変性意識とは同書によれば、臨場感を感じている世界が物理的な現実世界ではなく、映画や小説といった仮想世界にある状態を指すそうだ。
現代人が物理的な現実世界に臨場感を持つ機会は増々減っている気がする。
映画やドラマはまさに仮想世界だし、SNSでさえ物理的現実世界を無視してほとんど仮想世界状態だ。
そういう意味では現代人は常に何らかの仮想世界に臨場感を感じている存在だと言えよう。
テレビは数少ない特殊な事例を何度も取り上げるので、その数少ない事例が一般的である仮想世界が構築されてしまう。そしてそれに視聴者は臨場感を感じる。
今までに一度しか起こったことのない事件が、テレビによって何度も何度も繰り返し報道されることによって、明日にでも自分の身に降りかかるのではないかと不安になった経験は誰にでもあるだろう。
まさにこれはテレビの創り出した仮想世界に臨場感を感じている証拠ではないだろうか。
「外界を視覚で認識すれば、視覚野での神経が活性化し、その結果が前頭葉で認識される。この視覚野から前頭葉までのすべて脳内での情報状態が内部表現である」と同書にある。
外界にテレビや映画やドラマがあれば、あるいはSNSのタイムラインがあれば、当然脳内に情報が蓄積されて内部表現が出来上がる。目から入ってくるものに情報としての価値を自分が見出せば当然脳内の内部表現は目から入ってくる情報によって書き換えられるだろう。

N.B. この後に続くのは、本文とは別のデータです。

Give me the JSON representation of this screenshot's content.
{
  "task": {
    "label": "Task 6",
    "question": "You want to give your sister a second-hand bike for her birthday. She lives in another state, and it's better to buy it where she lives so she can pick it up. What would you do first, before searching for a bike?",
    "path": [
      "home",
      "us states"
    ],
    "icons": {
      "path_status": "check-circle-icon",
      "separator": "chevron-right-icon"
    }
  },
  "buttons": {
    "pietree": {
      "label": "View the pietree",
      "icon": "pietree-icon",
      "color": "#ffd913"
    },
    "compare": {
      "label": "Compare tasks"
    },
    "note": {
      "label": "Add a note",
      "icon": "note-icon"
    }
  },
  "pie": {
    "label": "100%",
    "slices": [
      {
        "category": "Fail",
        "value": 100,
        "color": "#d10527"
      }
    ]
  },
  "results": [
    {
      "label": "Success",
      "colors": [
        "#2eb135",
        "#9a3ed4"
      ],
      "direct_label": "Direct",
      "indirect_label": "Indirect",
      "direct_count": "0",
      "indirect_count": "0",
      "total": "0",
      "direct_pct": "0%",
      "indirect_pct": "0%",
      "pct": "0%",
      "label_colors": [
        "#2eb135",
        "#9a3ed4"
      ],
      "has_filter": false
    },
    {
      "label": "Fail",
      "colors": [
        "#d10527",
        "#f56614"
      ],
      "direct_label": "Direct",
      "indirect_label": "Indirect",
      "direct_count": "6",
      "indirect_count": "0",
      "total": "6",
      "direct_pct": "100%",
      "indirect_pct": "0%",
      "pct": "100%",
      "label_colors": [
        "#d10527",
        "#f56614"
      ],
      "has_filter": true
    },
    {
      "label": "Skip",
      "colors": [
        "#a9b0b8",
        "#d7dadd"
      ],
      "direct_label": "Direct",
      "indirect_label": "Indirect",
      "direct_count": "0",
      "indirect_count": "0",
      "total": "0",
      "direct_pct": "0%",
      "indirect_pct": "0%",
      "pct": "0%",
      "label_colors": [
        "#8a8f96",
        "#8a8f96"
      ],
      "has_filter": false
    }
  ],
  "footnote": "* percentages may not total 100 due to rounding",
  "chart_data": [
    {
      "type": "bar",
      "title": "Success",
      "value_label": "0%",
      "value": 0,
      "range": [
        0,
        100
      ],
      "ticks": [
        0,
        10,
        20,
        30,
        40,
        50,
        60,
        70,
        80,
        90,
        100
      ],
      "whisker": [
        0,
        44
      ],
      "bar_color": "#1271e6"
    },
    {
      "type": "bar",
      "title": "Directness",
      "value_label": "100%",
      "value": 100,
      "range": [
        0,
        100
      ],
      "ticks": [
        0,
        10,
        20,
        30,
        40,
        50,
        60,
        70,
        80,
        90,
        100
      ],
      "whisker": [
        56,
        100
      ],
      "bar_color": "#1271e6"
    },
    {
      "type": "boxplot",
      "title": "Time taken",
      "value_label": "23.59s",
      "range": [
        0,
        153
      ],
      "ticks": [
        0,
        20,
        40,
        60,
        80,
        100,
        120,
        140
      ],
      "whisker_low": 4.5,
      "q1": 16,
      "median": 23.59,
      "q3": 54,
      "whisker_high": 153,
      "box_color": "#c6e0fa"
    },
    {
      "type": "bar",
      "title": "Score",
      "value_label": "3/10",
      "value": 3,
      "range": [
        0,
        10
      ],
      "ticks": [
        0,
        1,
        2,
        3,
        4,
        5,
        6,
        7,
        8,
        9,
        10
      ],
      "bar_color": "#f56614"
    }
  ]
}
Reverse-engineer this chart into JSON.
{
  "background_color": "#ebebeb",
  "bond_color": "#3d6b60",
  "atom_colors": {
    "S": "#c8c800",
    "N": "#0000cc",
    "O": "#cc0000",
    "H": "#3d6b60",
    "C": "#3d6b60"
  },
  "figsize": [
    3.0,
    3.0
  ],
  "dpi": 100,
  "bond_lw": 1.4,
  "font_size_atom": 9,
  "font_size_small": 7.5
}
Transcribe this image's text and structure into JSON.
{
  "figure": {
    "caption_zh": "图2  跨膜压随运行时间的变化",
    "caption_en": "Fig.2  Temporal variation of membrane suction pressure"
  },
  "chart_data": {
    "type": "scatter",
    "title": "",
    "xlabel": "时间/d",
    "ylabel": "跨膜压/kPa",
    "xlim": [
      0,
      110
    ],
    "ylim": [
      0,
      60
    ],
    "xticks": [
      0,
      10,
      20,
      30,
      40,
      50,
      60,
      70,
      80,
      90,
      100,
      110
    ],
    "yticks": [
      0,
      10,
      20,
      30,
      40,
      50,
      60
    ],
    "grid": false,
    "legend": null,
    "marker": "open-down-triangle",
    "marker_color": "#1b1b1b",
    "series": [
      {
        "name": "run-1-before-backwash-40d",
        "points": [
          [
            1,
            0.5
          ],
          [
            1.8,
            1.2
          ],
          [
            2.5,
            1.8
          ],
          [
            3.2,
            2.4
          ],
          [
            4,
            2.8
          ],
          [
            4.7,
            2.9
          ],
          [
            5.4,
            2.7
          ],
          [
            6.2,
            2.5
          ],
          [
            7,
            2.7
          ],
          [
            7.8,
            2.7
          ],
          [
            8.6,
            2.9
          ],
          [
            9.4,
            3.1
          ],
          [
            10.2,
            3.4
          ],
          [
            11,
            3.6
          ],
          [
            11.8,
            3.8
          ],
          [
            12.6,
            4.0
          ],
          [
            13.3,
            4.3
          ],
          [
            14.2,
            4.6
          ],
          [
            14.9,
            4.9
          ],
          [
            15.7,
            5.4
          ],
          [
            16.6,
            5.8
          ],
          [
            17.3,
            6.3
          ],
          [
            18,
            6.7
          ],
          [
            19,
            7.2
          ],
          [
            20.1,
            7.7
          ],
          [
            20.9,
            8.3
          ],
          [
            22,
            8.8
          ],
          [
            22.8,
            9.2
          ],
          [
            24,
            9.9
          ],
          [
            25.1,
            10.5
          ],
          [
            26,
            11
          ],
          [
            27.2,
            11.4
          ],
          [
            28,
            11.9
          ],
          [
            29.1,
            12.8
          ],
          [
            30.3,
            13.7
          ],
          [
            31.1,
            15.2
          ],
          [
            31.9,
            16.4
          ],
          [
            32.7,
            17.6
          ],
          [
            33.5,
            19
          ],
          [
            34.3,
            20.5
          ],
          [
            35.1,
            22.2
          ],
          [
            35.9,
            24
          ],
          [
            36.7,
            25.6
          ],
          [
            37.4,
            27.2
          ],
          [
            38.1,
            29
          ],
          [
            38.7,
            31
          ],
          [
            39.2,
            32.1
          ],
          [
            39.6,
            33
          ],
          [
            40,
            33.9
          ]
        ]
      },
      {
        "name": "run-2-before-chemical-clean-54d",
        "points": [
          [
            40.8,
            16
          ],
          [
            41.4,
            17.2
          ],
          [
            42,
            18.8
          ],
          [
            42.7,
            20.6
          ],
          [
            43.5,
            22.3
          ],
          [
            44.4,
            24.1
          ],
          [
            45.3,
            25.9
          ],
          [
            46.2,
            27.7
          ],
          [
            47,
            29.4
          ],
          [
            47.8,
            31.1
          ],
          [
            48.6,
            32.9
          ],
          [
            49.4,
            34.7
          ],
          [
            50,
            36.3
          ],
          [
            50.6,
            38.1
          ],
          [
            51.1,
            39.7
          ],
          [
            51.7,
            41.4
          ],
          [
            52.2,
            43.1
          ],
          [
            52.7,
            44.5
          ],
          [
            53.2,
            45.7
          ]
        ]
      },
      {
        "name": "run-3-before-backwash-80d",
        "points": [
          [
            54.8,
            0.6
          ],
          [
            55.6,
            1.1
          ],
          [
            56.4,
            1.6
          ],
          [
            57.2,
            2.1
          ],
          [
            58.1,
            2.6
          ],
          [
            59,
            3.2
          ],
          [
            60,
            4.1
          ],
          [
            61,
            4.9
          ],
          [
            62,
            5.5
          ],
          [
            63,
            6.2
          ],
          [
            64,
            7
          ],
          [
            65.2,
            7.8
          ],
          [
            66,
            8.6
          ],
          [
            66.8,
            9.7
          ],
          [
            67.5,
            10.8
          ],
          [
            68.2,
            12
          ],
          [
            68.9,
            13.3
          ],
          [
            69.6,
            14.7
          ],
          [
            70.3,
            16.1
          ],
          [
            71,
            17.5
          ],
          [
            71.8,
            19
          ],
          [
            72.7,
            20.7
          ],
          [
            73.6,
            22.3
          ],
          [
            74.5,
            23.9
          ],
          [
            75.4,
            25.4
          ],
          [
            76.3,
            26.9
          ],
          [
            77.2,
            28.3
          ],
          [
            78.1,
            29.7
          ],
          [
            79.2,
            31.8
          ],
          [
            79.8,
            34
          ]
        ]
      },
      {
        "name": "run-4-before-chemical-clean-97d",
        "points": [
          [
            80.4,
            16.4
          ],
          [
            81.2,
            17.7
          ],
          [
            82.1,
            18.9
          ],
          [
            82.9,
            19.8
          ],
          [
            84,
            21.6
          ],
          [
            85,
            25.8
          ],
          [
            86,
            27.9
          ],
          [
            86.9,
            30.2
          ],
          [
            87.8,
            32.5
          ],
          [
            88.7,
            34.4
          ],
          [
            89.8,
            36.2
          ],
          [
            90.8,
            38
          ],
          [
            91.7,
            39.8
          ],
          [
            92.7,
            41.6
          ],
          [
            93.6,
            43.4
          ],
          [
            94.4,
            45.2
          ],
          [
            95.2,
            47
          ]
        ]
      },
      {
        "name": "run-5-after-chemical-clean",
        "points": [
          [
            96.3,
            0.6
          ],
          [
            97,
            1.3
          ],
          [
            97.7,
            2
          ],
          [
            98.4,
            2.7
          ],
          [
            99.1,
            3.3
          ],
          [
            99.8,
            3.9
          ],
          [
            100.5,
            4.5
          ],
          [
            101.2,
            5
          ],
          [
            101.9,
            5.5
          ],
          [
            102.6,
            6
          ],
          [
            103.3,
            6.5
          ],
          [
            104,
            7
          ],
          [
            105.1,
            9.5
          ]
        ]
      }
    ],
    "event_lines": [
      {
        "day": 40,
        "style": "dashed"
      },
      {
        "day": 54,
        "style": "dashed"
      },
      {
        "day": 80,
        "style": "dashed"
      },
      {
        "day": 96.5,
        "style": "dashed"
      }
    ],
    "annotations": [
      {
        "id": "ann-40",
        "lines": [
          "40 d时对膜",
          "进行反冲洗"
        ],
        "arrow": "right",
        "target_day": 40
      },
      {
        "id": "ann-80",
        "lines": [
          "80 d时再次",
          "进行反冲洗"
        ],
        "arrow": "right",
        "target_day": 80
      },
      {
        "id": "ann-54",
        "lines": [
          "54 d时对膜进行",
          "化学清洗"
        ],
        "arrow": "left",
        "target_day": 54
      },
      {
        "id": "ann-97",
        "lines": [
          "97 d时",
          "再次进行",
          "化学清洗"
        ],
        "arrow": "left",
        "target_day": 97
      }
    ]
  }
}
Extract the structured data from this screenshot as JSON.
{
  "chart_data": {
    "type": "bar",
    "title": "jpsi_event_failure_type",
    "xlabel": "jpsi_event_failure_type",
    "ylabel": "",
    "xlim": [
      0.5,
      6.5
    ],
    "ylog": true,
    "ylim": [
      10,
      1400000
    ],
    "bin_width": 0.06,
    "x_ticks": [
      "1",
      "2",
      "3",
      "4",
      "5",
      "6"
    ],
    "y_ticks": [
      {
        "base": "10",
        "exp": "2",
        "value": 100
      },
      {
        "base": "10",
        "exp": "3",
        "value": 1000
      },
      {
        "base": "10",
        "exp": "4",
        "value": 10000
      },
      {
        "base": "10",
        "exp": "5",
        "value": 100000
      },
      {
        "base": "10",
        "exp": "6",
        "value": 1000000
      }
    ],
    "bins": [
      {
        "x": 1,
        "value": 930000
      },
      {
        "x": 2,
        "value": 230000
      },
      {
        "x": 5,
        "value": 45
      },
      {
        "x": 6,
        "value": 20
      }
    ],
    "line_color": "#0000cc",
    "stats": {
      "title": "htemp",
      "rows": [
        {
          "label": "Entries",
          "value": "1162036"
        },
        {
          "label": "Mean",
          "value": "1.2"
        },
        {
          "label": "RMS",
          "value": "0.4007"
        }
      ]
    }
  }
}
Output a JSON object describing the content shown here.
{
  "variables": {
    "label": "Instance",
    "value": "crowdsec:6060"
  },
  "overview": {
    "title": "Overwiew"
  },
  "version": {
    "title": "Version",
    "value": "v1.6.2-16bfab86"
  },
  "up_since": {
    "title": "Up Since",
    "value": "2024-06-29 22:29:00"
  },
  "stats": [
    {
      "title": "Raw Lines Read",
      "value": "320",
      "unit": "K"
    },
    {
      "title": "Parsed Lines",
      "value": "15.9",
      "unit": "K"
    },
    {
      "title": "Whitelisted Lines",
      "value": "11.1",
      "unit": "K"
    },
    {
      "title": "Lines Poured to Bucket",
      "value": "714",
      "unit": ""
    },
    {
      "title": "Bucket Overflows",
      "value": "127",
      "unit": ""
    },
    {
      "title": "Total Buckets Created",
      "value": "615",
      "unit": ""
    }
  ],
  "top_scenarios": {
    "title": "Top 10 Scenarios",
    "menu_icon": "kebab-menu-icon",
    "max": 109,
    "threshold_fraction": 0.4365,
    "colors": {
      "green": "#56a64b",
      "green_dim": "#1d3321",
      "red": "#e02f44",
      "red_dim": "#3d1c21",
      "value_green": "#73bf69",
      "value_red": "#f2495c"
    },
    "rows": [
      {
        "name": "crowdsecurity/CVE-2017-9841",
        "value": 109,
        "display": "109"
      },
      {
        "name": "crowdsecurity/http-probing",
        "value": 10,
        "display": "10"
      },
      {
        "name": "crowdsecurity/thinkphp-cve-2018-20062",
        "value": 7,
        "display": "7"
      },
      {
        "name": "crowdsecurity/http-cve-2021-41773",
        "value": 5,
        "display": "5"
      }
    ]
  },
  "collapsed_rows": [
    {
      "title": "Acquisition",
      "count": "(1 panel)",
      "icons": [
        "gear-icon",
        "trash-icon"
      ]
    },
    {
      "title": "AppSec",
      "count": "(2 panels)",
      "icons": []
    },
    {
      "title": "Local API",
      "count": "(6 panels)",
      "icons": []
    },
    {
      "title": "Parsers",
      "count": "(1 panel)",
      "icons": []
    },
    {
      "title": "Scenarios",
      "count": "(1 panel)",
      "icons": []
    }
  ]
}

同書にはさらに、「脳内の物理レベルから心理レベルまで含めたすべての抽象度における外界の表現が内部表現である」とある。「脳内にある自分自身を含めたあらゆる抽象度における世界のモデルが内部表現である」ともある。
「外界のモデルとして脳内で表現される世界」が内部表現であるという記述も見られる。
この時外界にあるものが、映画や小説等の仮想世界であっても脳内に内部表現は構築されるようだ。
「このように人間は、物理的現実世界以外の仮想世界を内部表現として持つことができるように進化した。だからこそ人間は洗脳から逃れることができないのだ」と同書は続く。
ホメオスタシスは、恒常性維持機能と訳され、呼吸や心拍のように、生体が一定の状態を保ちながら、生体の安定的な状態を維持しようとする傾向のことだそうだ。
生体と外界の間でフィードバック関係が成立しており、生体が外界の状態に合わせて健康で安定した状態を保とうとするとのこと。
そして人間は進化の結果として、物理的な現実世界だけではなく、仮想世界ともホメオスタシスのフィードバック関係を持てるように脳が進化しているそうだ。